Shaking the foundation of unchanging self, crumbling the edifice of self built on the shifting sands of dynamic, evolving phenomena is the practice. And deconstructing this notion of self requires prowess in meditation. But goalless mindfulness is the true nature of this prowess, thereby resolving the seeming paradox of needing to do anything to achieve meditation prowess.

Accumulating moments of meditation by mindfulness is akin to prepping for a marathon. Who in their right mind, thinks that they can run a single solitary mile once and become a decathlete? Meditation should be no different. Indeed it is no different. Accumulation of mindful moments can lead to the ultimate realization of the truth of impermanence of all phenomena, our bodies and the notion of unchanging self included. The emergence and disappearance of all events that the mind encounters, with self nowhere to be found, is one good reason to meditate. It can be liberating to just get out of our way and receive events in our minds by noticing them clearly, with no intention to act. Or even so much as notice the intention arise and subside upon closer inspection. Actually not act upon it’s cue when it arises.

So What?

So what if we meditate and notice the absence of self and impermanence of phenomena?

Because we possess a super-power of simulation in our minds, we have the responsibility that no other species we know have — empathy and compassion and altering our response to events encountered in the present. By noticing what is arising and passing away, we need not alter those around us, but alter our mental disposition. We have a choice to act or not act.

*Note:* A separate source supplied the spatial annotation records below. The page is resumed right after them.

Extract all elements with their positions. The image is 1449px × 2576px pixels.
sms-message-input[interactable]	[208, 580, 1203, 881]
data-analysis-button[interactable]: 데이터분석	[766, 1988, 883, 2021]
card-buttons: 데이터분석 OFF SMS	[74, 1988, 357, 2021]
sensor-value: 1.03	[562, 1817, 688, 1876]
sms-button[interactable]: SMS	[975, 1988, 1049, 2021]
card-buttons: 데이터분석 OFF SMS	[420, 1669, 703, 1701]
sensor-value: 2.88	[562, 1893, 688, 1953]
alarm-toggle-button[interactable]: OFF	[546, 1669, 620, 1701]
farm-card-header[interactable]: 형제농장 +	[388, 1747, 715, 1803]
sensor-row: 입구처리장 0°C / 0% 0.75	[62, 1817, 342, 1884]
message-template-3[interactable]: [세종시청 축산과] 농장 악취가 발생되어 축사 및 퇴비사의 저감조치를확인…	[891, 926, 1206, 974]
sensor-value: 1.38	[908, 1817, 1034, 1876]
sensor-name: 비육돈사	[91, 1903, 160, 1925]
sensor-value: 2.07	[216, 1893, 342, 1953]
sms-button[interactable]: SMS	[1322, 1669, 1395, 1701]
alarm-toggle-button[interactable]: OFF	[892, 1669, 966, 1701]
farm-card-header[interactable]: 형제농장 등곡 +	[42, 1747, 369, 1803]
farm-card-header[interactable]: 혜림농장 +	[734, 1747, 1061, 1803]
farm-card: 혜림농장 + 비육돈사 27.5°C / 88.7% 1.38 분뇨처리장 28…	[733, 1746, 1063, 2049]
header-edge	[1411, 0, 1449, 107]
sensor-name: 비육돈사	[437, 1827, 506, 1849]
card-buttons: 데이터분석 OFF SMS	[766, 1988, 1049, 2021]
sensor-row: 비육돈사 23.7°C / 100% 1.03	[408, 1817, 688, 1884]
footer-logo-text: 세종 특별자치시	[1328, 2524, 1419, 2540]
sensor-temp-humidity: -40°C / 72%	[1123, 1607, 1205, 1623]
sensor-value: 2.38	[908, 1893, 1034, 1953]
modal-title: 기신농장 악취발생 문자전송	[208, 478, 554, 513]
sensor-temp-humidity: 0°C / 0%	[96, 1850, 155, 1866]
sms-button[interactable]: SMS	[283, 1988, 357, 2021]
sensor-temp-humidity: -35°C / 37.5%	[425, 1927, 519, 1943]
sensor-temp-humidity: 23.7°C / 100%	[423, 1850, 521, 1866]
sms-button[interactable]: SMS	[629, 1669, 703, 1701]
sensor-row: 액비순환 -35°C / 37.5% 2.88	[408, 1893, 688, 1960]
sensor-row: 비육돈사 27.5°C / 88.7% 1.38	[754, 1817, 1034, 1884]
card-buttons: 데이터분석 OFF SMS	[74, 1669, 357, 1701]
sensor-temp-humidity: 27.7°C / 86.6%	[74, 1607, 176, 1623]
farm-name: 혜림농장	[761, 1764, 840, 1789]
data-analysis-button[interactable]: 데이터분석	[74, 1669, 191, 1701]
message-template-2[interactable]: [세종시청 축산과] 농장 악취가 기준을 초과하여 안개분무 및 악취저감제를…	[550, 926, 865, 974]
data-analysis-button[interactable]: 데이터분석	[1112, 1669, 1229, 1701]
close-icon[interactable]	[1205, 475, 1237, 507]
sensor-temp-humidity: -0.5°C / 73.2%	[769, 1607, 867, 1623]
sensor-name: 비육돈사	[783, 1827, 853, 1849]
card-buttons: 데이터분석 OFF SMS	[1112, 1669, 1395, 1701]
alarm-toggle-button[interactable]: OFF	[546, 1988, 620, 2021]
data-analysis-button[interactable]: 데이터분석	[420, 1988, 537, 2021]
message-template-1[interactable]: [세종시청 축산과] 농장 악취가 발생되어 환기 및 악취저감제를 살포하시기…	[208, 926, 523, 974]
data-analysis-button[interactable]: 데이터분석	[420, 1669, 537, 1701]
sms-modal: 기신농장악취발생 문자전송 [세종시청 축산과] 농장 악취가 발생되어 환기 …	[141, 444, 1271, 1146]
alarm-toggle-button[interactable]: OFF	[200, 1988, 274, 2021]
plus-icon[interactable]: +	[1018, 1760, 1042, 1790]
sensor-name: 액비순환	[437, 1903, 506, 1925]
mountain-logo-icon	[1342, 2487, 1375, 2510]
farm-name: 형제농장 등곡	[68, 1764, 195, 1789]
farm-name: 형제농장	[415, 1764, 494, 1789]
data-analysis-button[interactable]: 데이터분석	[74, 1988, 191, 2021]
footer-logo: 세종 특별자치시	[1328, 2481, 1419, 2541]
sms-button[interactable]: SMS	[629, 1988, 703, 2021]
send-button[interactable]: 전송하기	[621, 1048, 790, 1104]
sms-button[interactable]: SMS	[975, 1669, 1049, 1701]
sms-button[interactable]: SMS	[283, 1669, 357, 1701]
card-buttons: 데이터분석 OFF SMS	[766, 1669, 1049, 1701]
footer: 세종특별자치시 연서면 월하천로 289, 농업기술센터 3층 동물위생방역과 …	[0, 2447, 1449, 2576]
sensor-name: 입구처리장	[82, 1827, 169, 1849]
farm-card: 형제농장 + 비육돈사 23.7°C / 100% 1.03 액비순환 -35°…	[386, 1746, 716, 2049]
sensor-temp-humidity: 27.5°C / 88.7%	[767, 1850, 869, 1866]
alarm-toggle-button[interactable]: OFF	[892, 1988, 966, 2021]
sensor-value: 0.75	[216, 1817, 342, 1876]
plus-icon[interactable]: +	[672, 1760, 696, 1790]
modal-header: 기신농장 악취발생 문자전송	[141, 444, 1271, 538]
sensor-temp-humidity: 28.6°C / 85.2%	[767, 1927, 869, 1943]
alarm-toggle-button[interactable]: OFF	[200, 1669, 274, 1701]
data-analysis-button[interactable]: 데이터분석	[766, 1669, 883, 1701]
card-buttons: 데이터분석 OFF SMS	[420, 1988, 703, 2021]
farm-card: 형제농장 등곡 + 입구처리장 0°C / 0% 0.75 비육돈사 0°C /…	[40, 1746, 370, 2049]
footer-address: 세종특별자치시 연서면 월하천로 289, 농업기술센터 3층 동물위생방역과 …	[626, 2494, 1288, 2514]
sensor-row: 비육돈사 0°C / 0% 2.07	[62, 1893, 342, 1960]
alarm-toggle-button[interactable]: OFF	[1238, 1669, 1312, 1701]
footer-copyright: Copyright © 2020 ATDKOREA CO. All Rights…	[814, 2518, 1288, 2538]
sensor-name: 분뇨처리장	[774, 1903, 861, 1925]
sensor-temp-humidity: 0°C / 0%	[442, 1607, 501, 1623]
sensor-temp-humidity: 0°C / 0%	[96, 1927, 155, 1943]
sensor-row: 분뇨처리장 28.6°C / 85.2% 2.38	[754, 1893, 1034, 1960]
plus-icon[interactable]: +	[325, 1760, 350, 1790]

Meditation does not guarantee Zen like monk-hood or arising of anger and eventual psychological and physiological suffering that follows. It allows us the opportunity to watch them arise and subside. The knowledge that everything that can arise will also subside. Allow them to be witnessed closely with mindfulness.

Most importantly, losing the sense of self that didn’t exist to begin with, has the immense potential to make us compassionate, realized humans in spite of our baser ape-like instincts. That is precisely why we must meditate.